- Directed by: Maria Govan
- Written by: Maria Govan
- Produced by: Maria Govan Nate Kohn Pamela Kohn Francis J. Kuzler Molly M. Mayeux
- Starring: CCH Pounder Ricki Micheaux Renel Brown Irma P. Hall
- Edited by: Maria Cataldo
- Music by: Gerald Brunskill
- Production companies: Rain Films Dahlia Street Films DedPro
- Distributed by: Image Entertainment
- Release dates: September 2008 (Toronto International Film Festival); July 27, 2010 (U.S. DVD);
- Running time: 93 minutes
- Country: Bahamas
- Language: English
- Budget: US$1 million

= Rain (2008 film) =

Rain is a 2008 Bahamian drama film directed by Maria Govan. This was among the first feature productions to be shot entirely by citizens of the Bahamas. Rain is among the final films of actor Calvin Lockhart.

==Plot==
A young Bahamian girl, Rain, boards a local mail boat from Ragged Island and sets sail for Nassau. The death of her grandmother has forced her to get out and explore the world on her own. When she arrives in Nassau, the sights of the big city overwhelm her, and soon she finds her idealistic illusions shattered when she finds how destructive her mother's lifestyle has truly become. Stranded in an unfamiliar environment that fills her with dread and confronted by a mother she has never known, Rain searches desperately to find her own place in the world.

==Cast==
- Renel Brown as Rain
- Nicki Micheaux as Glory
- CCH Pounder as Ms. Adams

== Production ==
Rain was the first film to be directed by Maria Govan, who raised the US$1 million budget through Bahamian investors. It was also one of the first features to be produced entirely in the Bahamas (the first being "Filthy Rich Gangster"), which had long been a filming location for the James Bond films among other efforts. Govan's film was shot during four weeks on three different islands of the Bahamas, including New Providence and Eleuthera; filming also took place in New York City.

== Release ==
In early September 2008, Rain received its world premiere at the Toronto International Film Festival. On December 4, 2008, it became the opening selection of the 2008 Bahamas International Film Festival.

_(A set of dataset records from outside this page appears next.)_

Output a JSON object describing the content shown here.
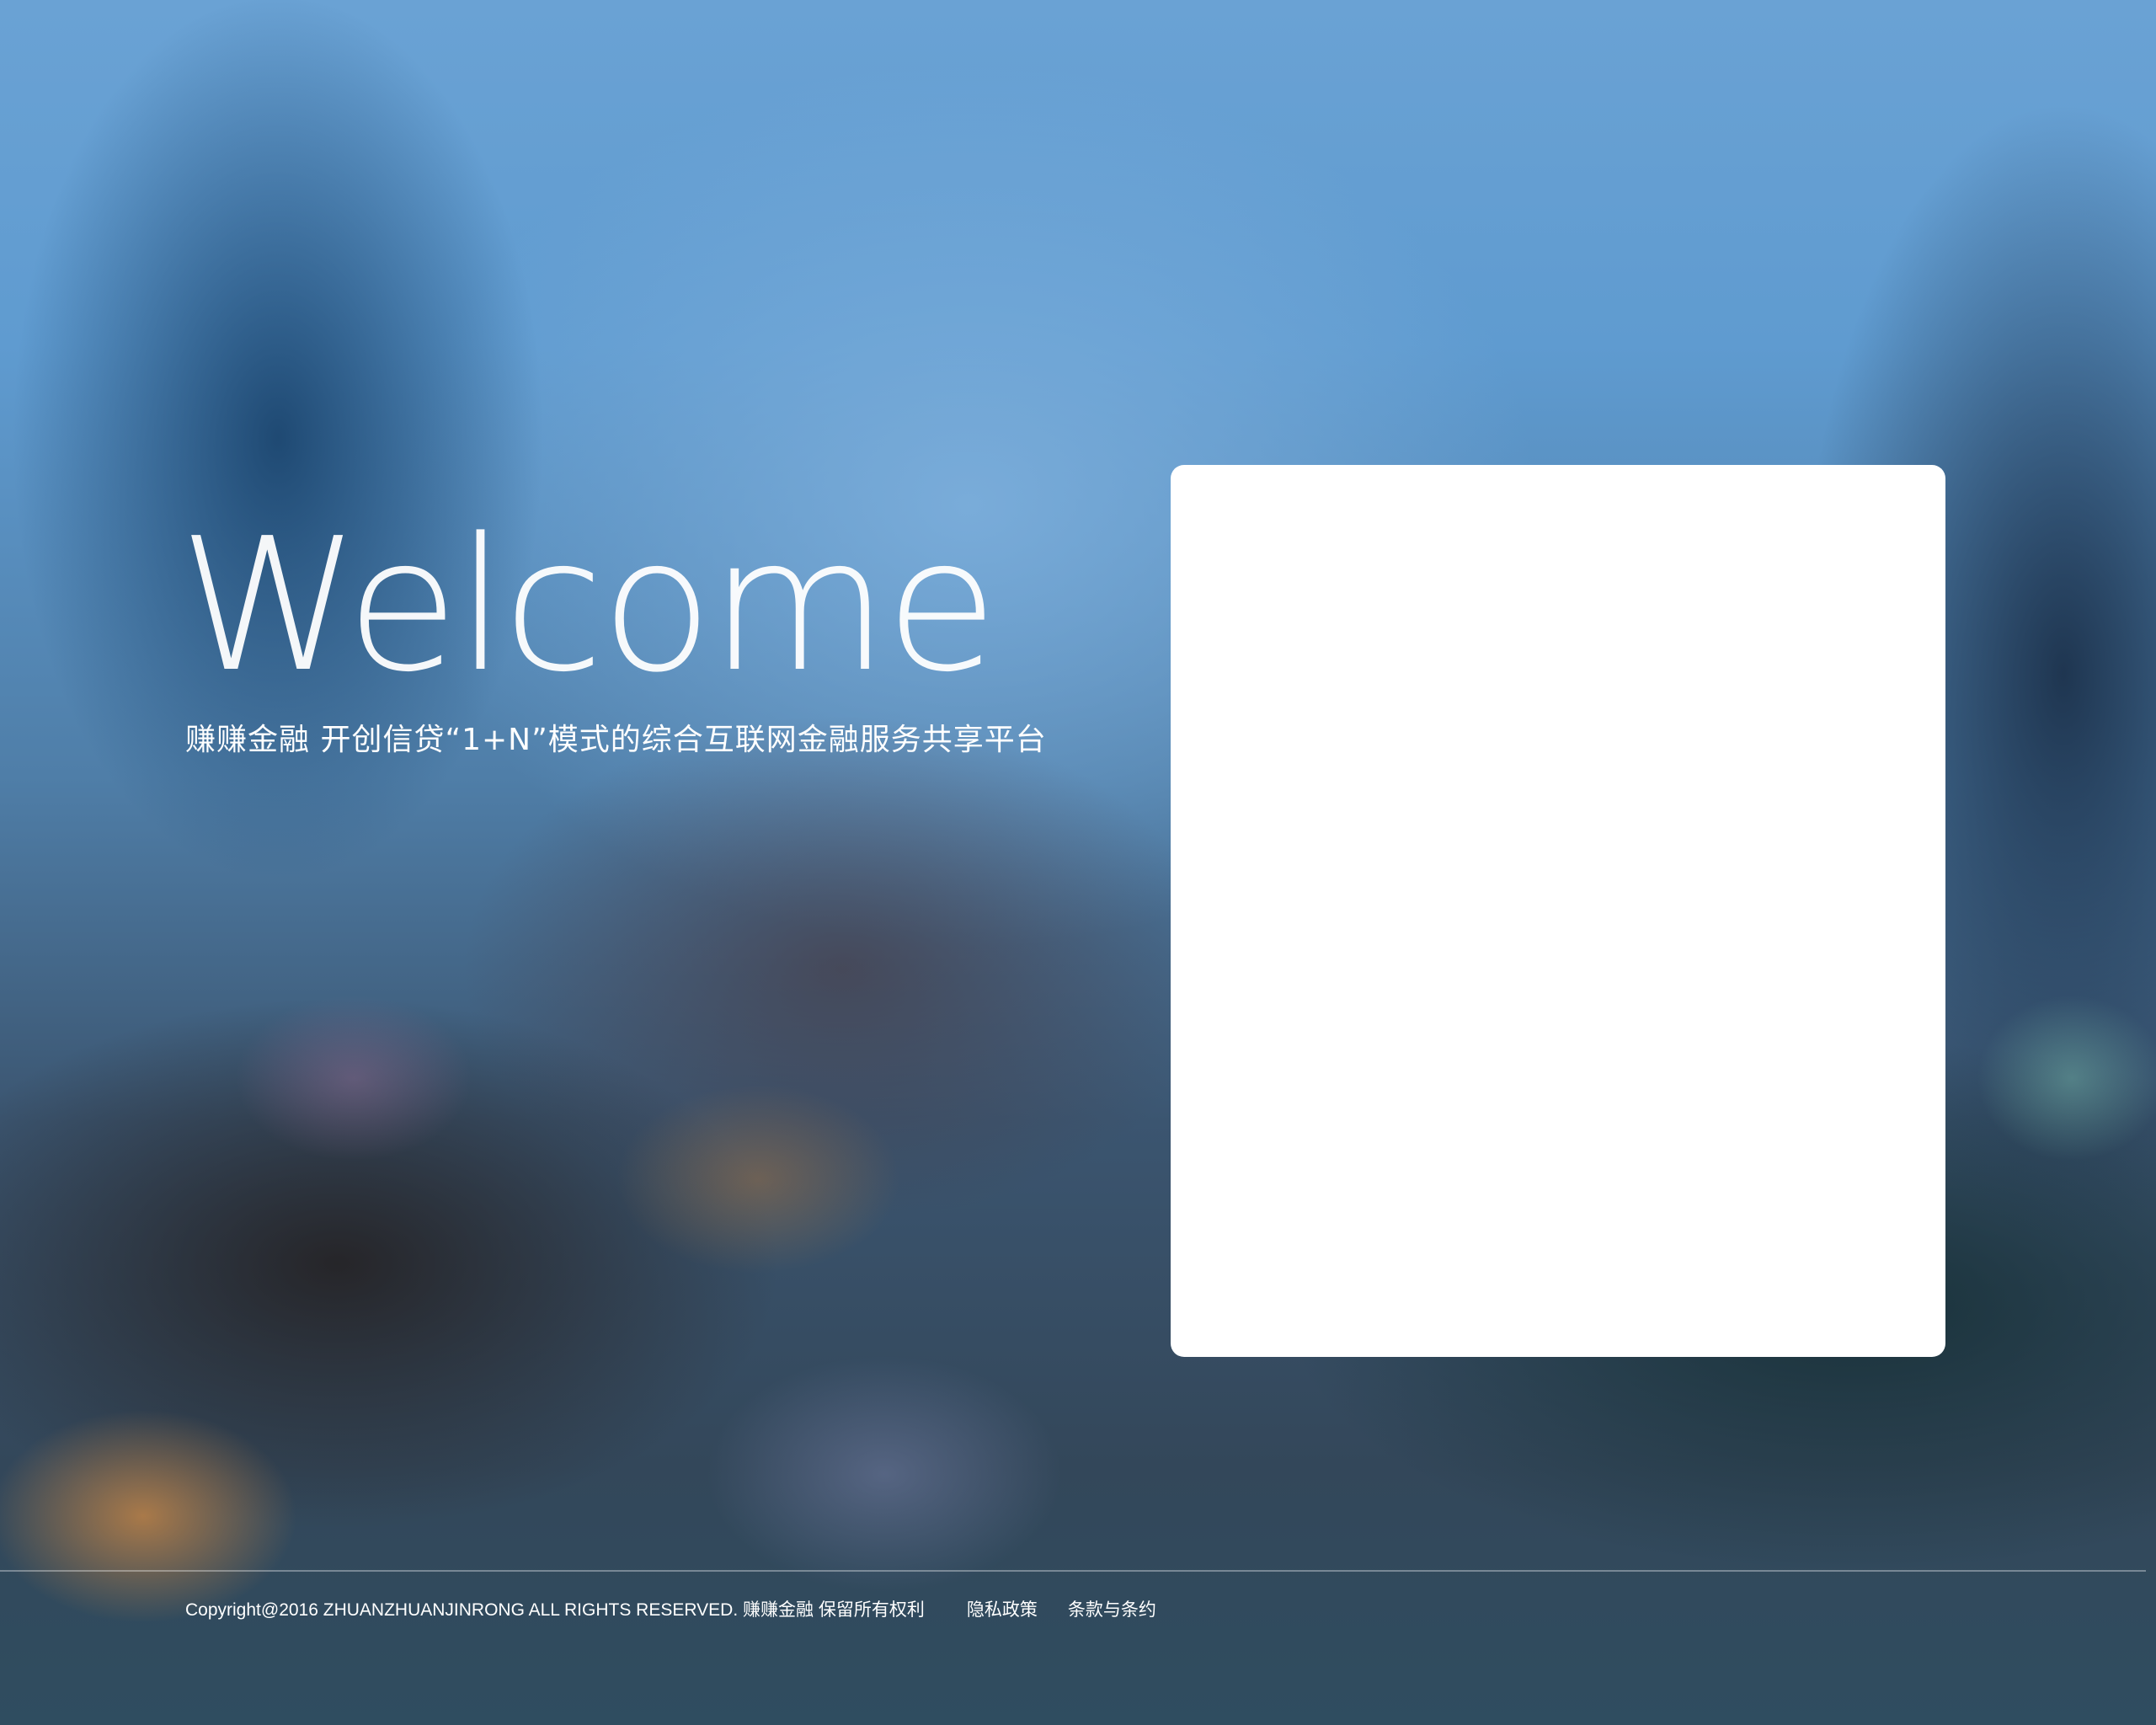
{
  "hero": {
    "title": "Welcome",
    "subtitle": "赚赚金融  开创信贷“1+N”模式的综合互联网金融服务共享平台"
  },
  "footer": {
    "copyright": "Copyright@2016 ZHUANZHUANJINRONG ALL RIGHTS RESERVED. 赚赚金融 保留所有权利",
    "links": [
      {
        "label": "隐私政策"
      },
      {
        "label": "条款与条约"
      }
    ]
  }
}
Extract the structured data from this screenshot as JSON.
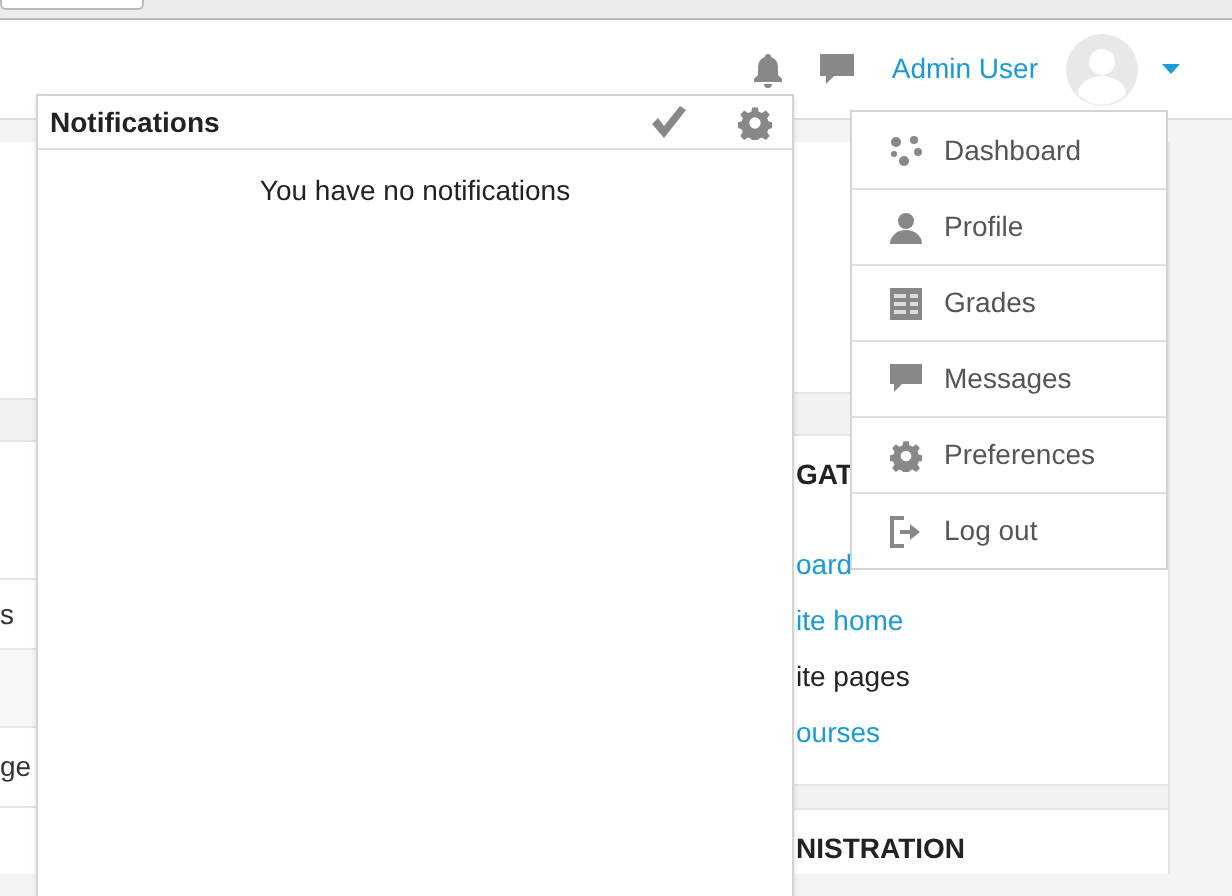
{
  "header": {
    "user_name": "Admin User"
  },
  "notifications": {
    "title": "Notifications",
    "empty_message": "You have no notifications"
  },
  "user_menu": [
    {
      "label": "Dashboard"
    },
    {
      "label": "Profile"
    },
    {
      "label": "Grades"
    },
    {
      "label": "Messages"
    },
    {
      "label": "Preferences"
    },
    {
      "label": "Log out"
    }
  ],
  "background": {
    "left_rows": [
      "s",
      "ge"
    ],
    "navigation_block": {
      "title": "GAT",
      "items": [
        {
          "text": "oard",
          "kind": "link"
        },
        {
          "text": "ite home",
          "kind": "link"
        },
        {
          "text": "ite pages",
          "kind": "text"
        },
        {
          "text": "ourses",
          "kind": "link"
        }
      ]
    },
    "administration_block": {
      "title": "NISTRATION"
    }
  }
}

Rain was released on DVD in the U.S. on July 27, 2010.

== Reception ==
When the film was shown at the Toronto Film Festival, Alissa Simon of Variety said: "Displaying an eye for composition, helmer Govan (who spent two years observing a crack house for docu Where I’m From: HIV and AIDS in the Bahamas), knows her milieu — essentially the antithesis of Bahamian tourist-board images. Martina Radwan’s gritty lensing and Denise Hudson’s detailed production design provide ample support." She, however, commented on "the script's melodramatic cliches and some weak supporting [performances]".